Lelio. Ma i vostri libri, che chiamate generici, non sono tutti pieni di questi concetti?
Placida. I miei libri, che contenevano tali concetti, li ho tutti abbruciati, e così hanno fatto tutte quelle recitanti, che sono dal moderno gusto illuminate. Noi facciamo per lo più commedie di carattere premeditate; ma quando ci accada di parlare all’improvviso, ci serviamo dello stile familiare, naturale e facile, per non distaccarsi dal verisimile.
Lelio. Quand’è così, vi darò io delle commedie scritte con uno stile sì dolce, che nell’impararle v’incanteranno.
Placida. Basta che non sia stile antico, pieno d’antitesi e di traslati.

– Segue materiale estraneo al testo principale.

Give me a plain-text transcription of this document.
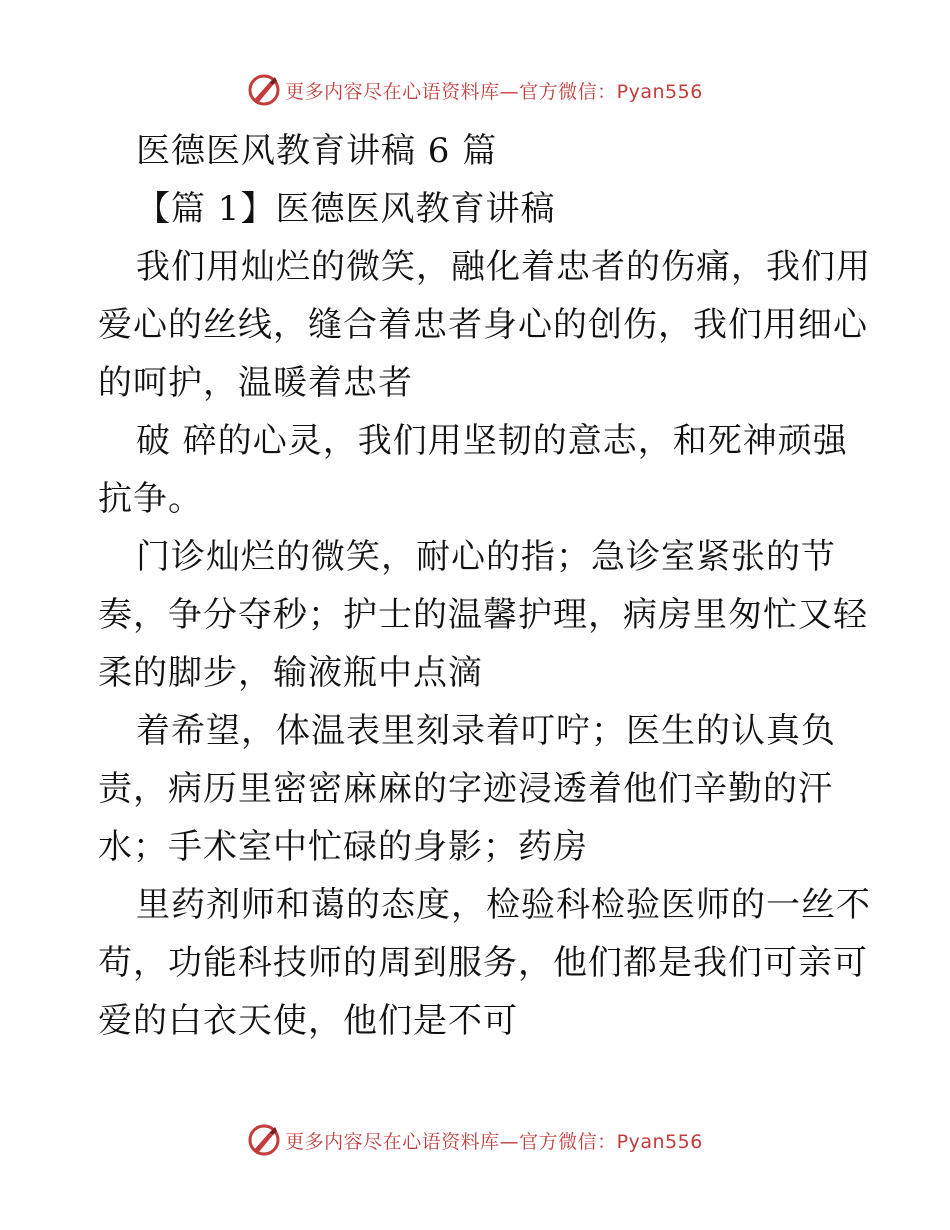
更多内容尽在心语资料库—官方微信：Pyan556
医德医风教育讲稿 6 篇
【篇 1】医德医风教育讲稿
我们用灿烂的微笑，融化着忠者的伤痛，我们用
爱心的丝线，缝合着忠者身心的创伤，我们用细心
的呵护，温暖着忠者
破 碎的心灵，我们用坚韧的意志，和死神顽强
抗争。
门诊灿烂的微笑，耐心的指；急诊室紧张的节
奏，争分夺秒；护士的温馨护理，病房里匆忙又轻
柔的脚步，输液瓶中点滴
着希望，体温表里刻录着叮咛；医生的认真负
责，病历里密密麻麻的字迹浸透着他们辛勤的汗
水；手术室中忙碌的身影；药房
里药剂师和蔼的态度，检验科检验医师的一丝不
苟，功能科技师的周到服务，他们都是我们可亲可
爱的白衣天使，他们是不可
更多内容尽在心语资料库—官方微信：Pyan556
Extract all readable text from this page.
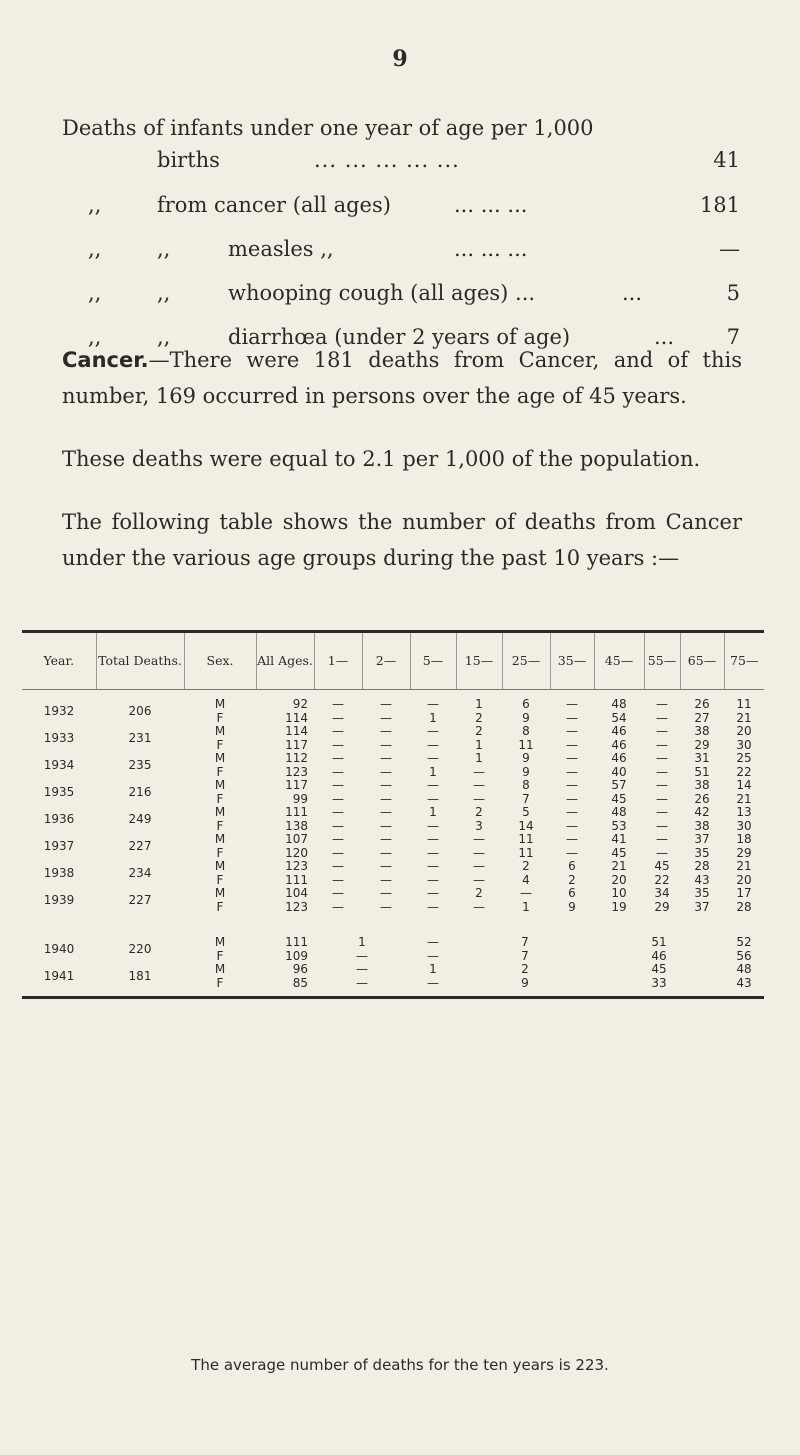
9
Deaths of infants under one year of age per 1,000
births	... ... ... ... ...	41
,,	from cancer (all ages)	... ... ...	181
,,	,,	measles ,,	... ... ...	—
,,	,,	whooping cough (all ages) ...	...	5
,,	,,	diarrhœa (under 2 years of age)	...	7
Cancer.—There were 181 deaths from Cancer, and of this number, 169 occurred in persons over the age of 45 years.
These deaths were equal to 2.1 per 1,000 of the population.
The following table shows the number of deaths from Cancer under the various age groups during the past 10 years :—
Year.	Total Deaths.	Sex.	All Ages.	1—	2—	5—	15—	25—	35—	45—	55—	65—	75—

1932	206	M	92	—	—	—	1	6	—	48	—	26	11
		F	114	—	—	1	2	9	—	54	—	27	21
1933	231	M	114	—	—	—	2	8	—	46	—	38	20
		F	117	—	—	—	1	11	—	46	—	29	30
1934	235	M	112	—	—	—	1	9	—	46	—	31	25
		F	123	—	—	1	—	9	—	40	—	51	22
1935	216	M	117	—	—	—	—	8	—	57	—	38	14
		F	99	—	—	—	—	7	—	45	—	26	21
1936	249	M	111	—	—	1	2	5	—	48	—	42	13
		F	138	—	—	—	3	14	—	53	—	38	30
1937	227	M	107	—	—	—	—	11	—	41	—	37	18
		F	120	—	—	—	—	11	—	45	—	35	29
1938	234	M	123	—	—	—	—	2	6	21	45	28	21
		F	111	—	—	—	—	4	2	20	22	43	20
1939	227	M	104	—	—	—	2	—	6	10	34	35	17
		F	123	—	—	—	—	1	9	19	29	37	28

1940	220	M	111	1		—	7			51			52
		F	109	—		—	7			46			56
1941	181	M	96	—		1	2			45			48
		F	85	—		—	9			33			43

The average number of deaths for the ten years is 223.
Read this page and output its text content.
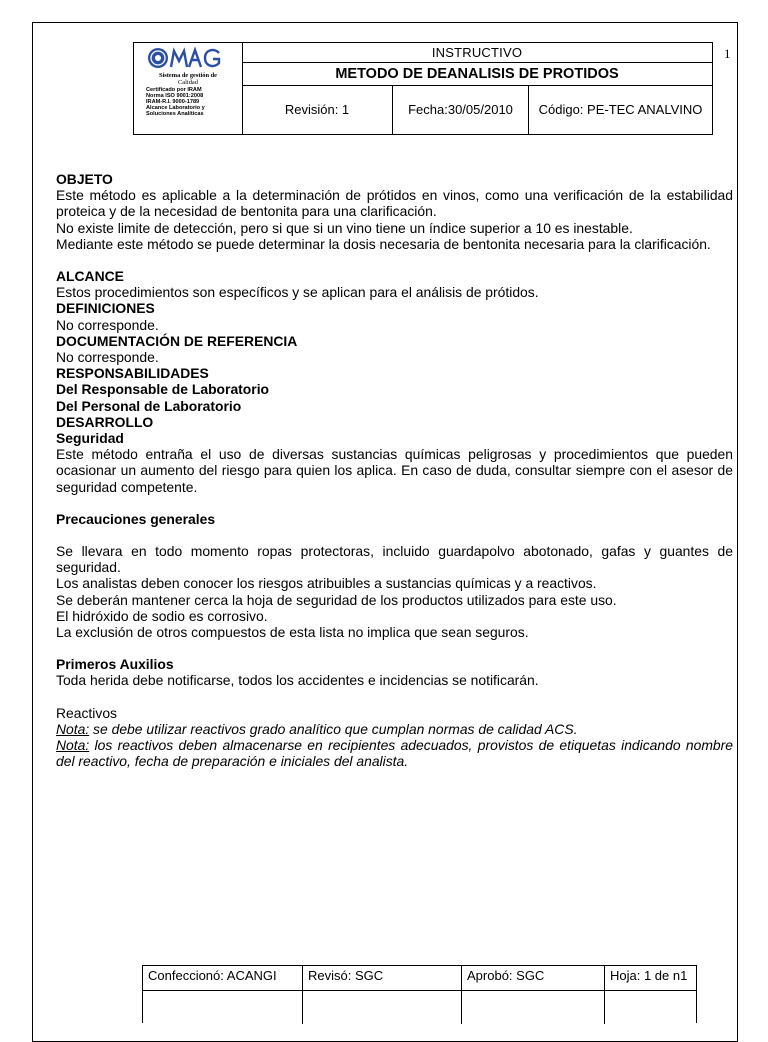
1
Sistema de gestión de
Calidad
Certificado por IRAM
Norma ISO 9001:2008
IRAM-R.I. 9000-1789
Alcance Laboratorio y
Soluciones Analíticas
INSTRUCTIVO
METODO DE DEANALISIS DE PROTIDOS
Revisión: 1	Fecha:30/05/2010	Código: PE-TEC ANALVINO

OBJETO

Este método es aplicable a la determinación de prótidos en vinos, como una verificación de la estabilidad proteica y de la necesidad de bentonita para una clarificación.

No existe limite de detección, pero si que si un vino tiene un índice superior a 10 es inestable.

Mediante este método se puede determinar la dosis necesaria de bentonita necesaria para la clarificación.

ALCANCE

Estos procedimientos son específicos y se aplican para el análisis de prótidos.

DEFINICIONES

No corresponde.

DOCUMENTACIÓN DE REFERENCIA

No corresponde.

RESPONSABILIDADES

Del Responsable de Laboratorio

Del Personal de Laboratorio

DESARROLLO

Seguridad

Este método entraña el uso de diversas sustancias químicas peligrosas y procedimientos que pueden ocasionar un aumento del riesgo para quien los aplica. En caso de duda, consultar siempre con el asesor de seguridad competente.

Precauciones generales

Se llevara en todo momento ropas protectoras, incluido guardapolvo abotonado, gafas y guantes de seguridad.

Los analistas deben conocer los riesgos atribuibles a sustancias químicas y a reactivos.

Se deberán mantener cerca la hoja de seguridad de los productos utilizados para este uso.

El hidróxido de sodio es corrosivo.

La exclusión de otros compuestos de esta lista no implica que sean seguros.

Primeros Auxilios

Toda herida debe notificarse, todos los accidentes e incidencias se notificarán.

Reactivos

Nota: se debe utilizar reactivos grado analítico que cumplan normas de calidad ACS.

Nota: los reactivos deben almacenarse en recipientes adecuados, provistos de etiquetas indicando nombre del reactivo, fecha de preparación e iniciales del analista.

Confeccionó: ACANGI	Revisó: SGC	Aprobó: SGC	Hoja: 1 de n1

Lelio. L’antitesi forse non fa bell’udire? Il contrapposto delle parole non suona bene all’orecchio?
Placida. Fin che l’antitesi è figura, va bene; ma quando diventa vizio, è insoffribile.
Lelio. Gli uomini della mia sorta sanno dai vizi trar le figure, e mi dà l’animo di rendere una graziosa figura di ripetizione la più ordinaria cacofonia.
Placida. Sentirò volentieri le belle produzioni dello spirito di lei.
Lelio. Ah, signora Placida, voi avete ad essere la mia sovrana, la mia stella, il mio nume.
Placida. Questa figura mi pare iperbole.
Lelio. Andrò investigando colla mia più fina rettorica tutti i luoghi topici del vostro cuore.
Placida. (Non vorrei che la sua rettorica intendesse di passare più oltre1. (da sè)
Lelio. Dalla vostra bellezza argomento filosoficamente la vostra bontà.
Placida. Piuttosto che filosofo, mi parete un bel matematico2.
Lelio. Mi renderò speculativo nelle prerogative del vostro merito.
Placida. Fallate il conto, siete un cattivo aritmetico.